Quatro, encontramos escores mais elevados nos questionários TQ e THI no grupo IC-HL em relação ao grupo HF-norm. Entretanto, este achado deve ser interpretado com cuidado, uma vez que esta diferença não atingiu mais significância quando o corte para a ATP de IC normal foi fixado em 25 dB NA. Estudos anteriores relataram maior gravidade do zumbido em pacientes com zumbido mais pronunciado. Neste contexto é interessante que também a perda auditiva na faixa de alta freqüência, que não deve ter impacto direto na comunicação verbal, pode resultar em aumento do handicap.

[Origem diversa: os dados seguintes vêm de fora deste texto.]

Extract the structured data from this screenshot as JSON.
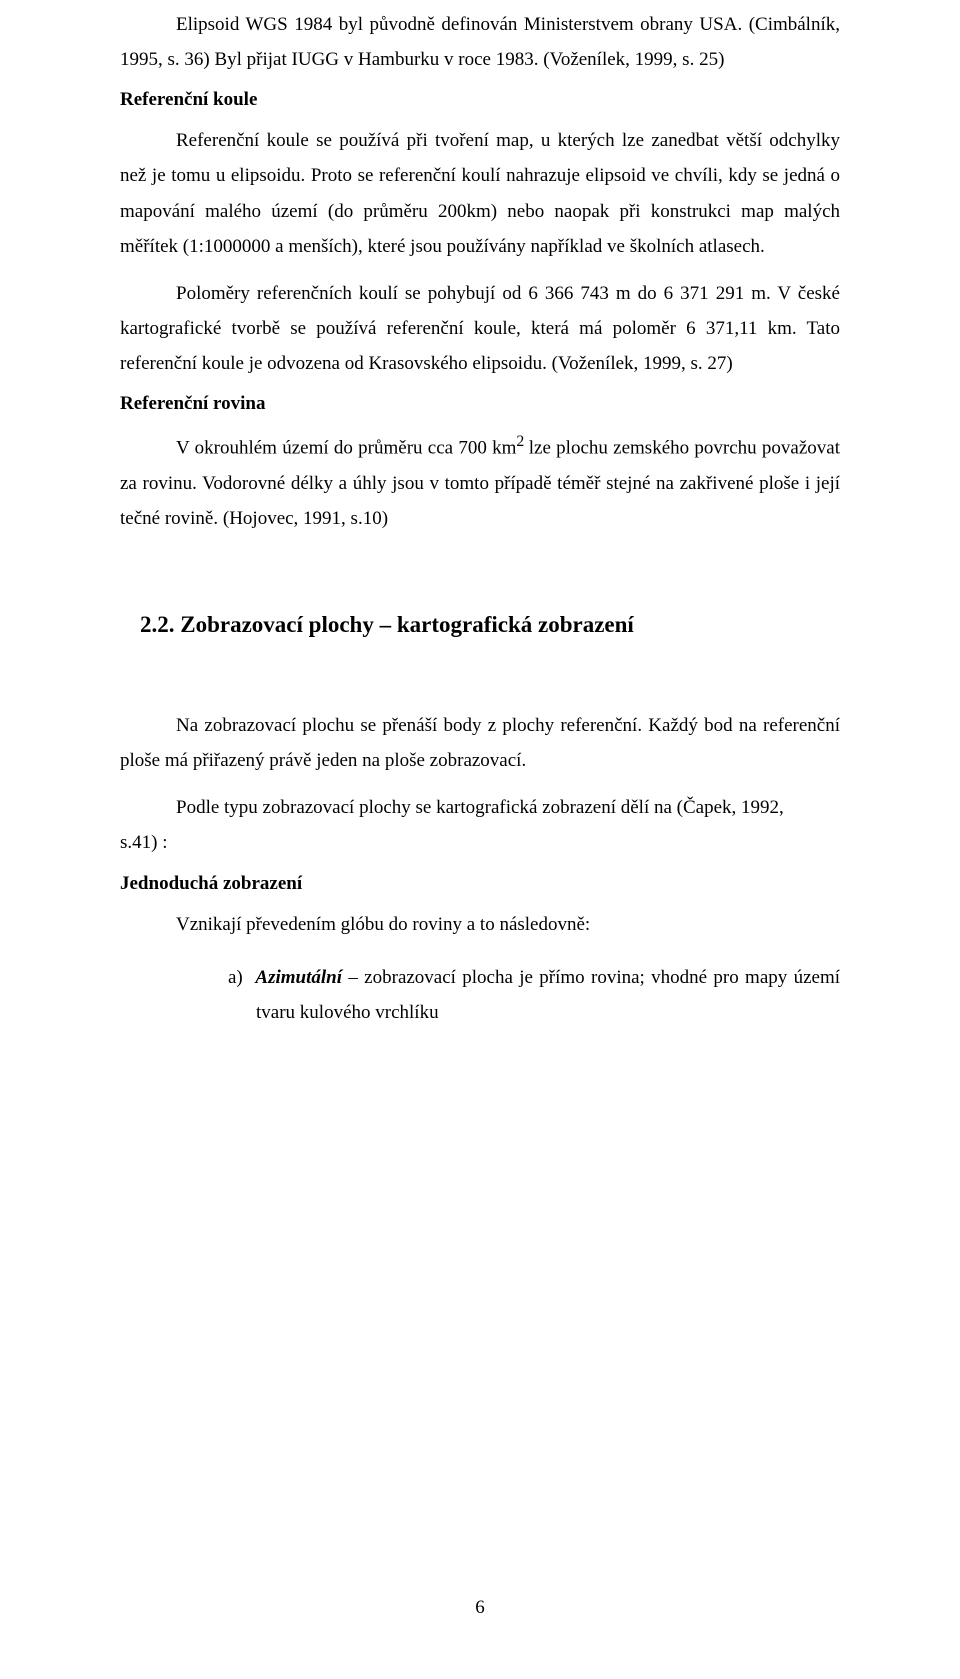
{
  "p1": "Elipsoid WGS 1984 byl původně definován Ministerstvem obrany USA. (Cimbálník, 1995, s. 36) Byl přijat IUGG v Hamburku v roce 1983. (Voženílek, 1999, s. 25)",
  "sec1_title": "Referenční koule",
  "p2": "Referenční koule se používá při tvoření map, u kterých lze zanedbat větší odchylky než je tomu u elipsoidu. Proto se referenční koulí nahrazuje elipsoid ve chvíli, kdy se jedná o mapování malého území (do průměru 200km) nebo naopak při konstrukci map malých měřítek  (1:1000000 a menších), které jsou používány například ve školních atlasech.",
  "p3": "Poloměry referenčních koulí se pohybují od 6 366 743 m do 6 371 291 m. V české kartografické tvorbě se používá referenční koule, která má poloměr 6 371,11 km. Tato referenční koule je odvozena od Krasovského elipsoidu. (Voženílek, 1999, s. 27)",
  "sec2_title": "Referenční rovina",
  "p4_a": "V okrouhlém území do průměru cca 700 km",
  "p4_sup": "2 ",
  "p4_b": "lze plochu zemského povrchu považovat za rovinu. Vodorovné délky a úhly jsou v tomto případě téměř stejné na zakřivené ploše i její tečné rovině. (Hojovec, 1991, s.10)",
  "h2": "2.2.  Zobrazovací plochy – kartografická zobrazení",
  "p5": "Na zobrazovací plochu se přenáší body z plochy referenční. Každý bod na referenční ploše má přiřazený právě jeden na ploše zobrazovací.",
  "p6_a": "Podle typu zobrazovací plochy se kartografická zobrazení dělí na (Čapek, 1992,",
  "p6_b": "s.41) :",
  "sec3_title": "Jednoduchá zobrazení",
  "p7": "Vznikají převedením glóbu do roviny a to následovně:",
  "li_a_marker": "a)",
  "li_a_term": "Azimutální",
  "li_a_rest": " – zobrazovací plocha je přímo rovina; vhodné pro mapy území tvaru kulového vrchlíku",
  "page_number": "6"
}
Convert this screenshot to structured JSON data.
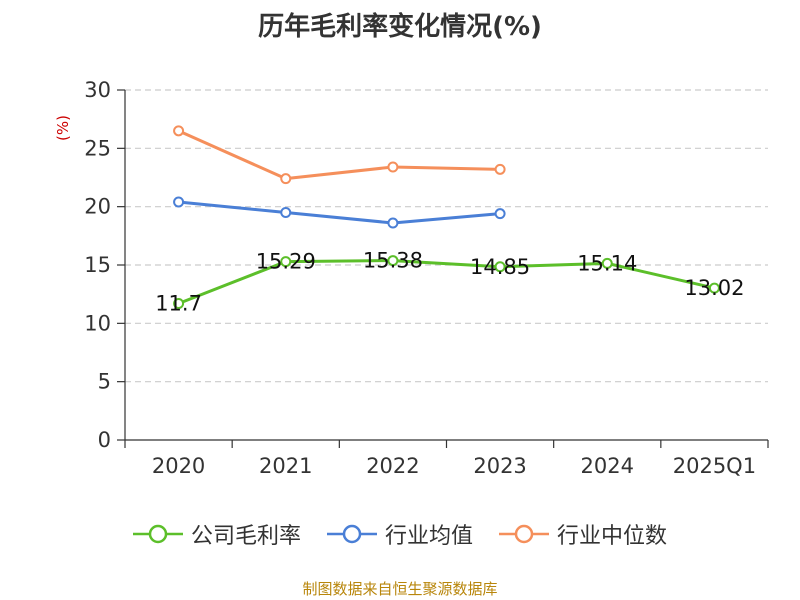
{
  "chart_data": {
    "type": "line",
    "title": "历年毛利率变化情况(%)",
    "ylabel": "(%)",
    "xlabel": "",
    "ylim": [
      0,
      30
    ],
    "yticks": [
      0,
      5,
      10,
      15,
      20,
      25,
      30
    ],
    "categories": [
      "2020",
      "2021",
      "2022",
      "2023",
      "2024",
      "2025Q1"
    ],
    "series": [
      {
        "name": "公司毛利率",
        "color": "#5cbf2a",
        "values": [
          11.7,
          15.29,
          15.38,
          14.85,
          15.14,
          13.02
        ],
        "labels": [
          "11.7",
          "15.29",
          "15.38",
          "14.85",
          "15.14",
          "13.02"
        ]
      },
      {
        "name": "行业均值",
        "color": "#4a7fd6",
        "values": [
          20.4,
          19.5,
          18.6,
          19.4,
          null,
          null
        ]
      },
      {
        "name": "行业中位数",
        "color": "#f58f5b",
        "values": [
          26.5,
          22.4,
          23.4,
          23.2,
          null,
          null
        ]
      }
    ],
    "grid": true,
    "legend_position": "bottom"
  },
  "colors": {
    "axis": "#333333",
    "grid": "#cccccc",
    "ylabel": "#cc0000"
  },
  "footer": {
    "source": "制图数据来自恒生聚源数据库"
  }
}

Uma expectativa era que outros fatores etiológicos além da deficiência auditiva fossem mais relevantes em pessoas com IC-audiometria normal. Entretanto, ambos os grupos não diferiram significativamente em eventos relacionados ao início, como chicotadas ou estresse, nem em comorbidades como dor no pescoço ou problemas temporomandibulares. Isto pode – de forma semelhante à falta de uma diferença de grupo no tom de zumbido – estar relacionado com a falta de energia na amostra relativamente pequena. Além disso, deve ser considerado que um audiograma normal não exclui o comprometimento coclear. Assim, no grupo de pacientes com zumbido normal e ATP de IC, não podem ser excluídas regiões cocleares mortas entre as frequências testadas ou danos às células capilares ou fibras neuronais que não são relevantes para o limiar.
5. Conclusão
Para resumir, os resultados da audiometria de alta freqüência em pacientes com ATP convencional normal estão relacionados à lateralidade do zumbido e à severidade do zumbido. Estes achados sugerem que a audiometria de IC-audiometria pode ser um teste audiológico complementar útil em uma avaliação diagnóstica abrangente dos pacientes com zumbido. Ela deve ser recomendada como procedimento padrão em pacientes com zumbido em idades mais jovens, incluindo crianças na ausência de sinais clínicos de deficiência auditiva. A audiometria de IC pode ser de valor terapêutico no âmbito do aconselhamento na explicação da etiopatogenia do zumbido a pacientes com ATP convencional normal, mas com limiares auditivos de alta frequência com deficiência.
Conflito de interesses
Os autores declaram não haver conflito de interesses em relação à publicação deste trabalho.
Agradecimentos
Este trabalho foi apresentado na Reunião Anual da AAO-HNSF de 2013 & OTO EXPO, 29 de setembro a 2 de outubro de 2013, Vancouver, BC, Canadá.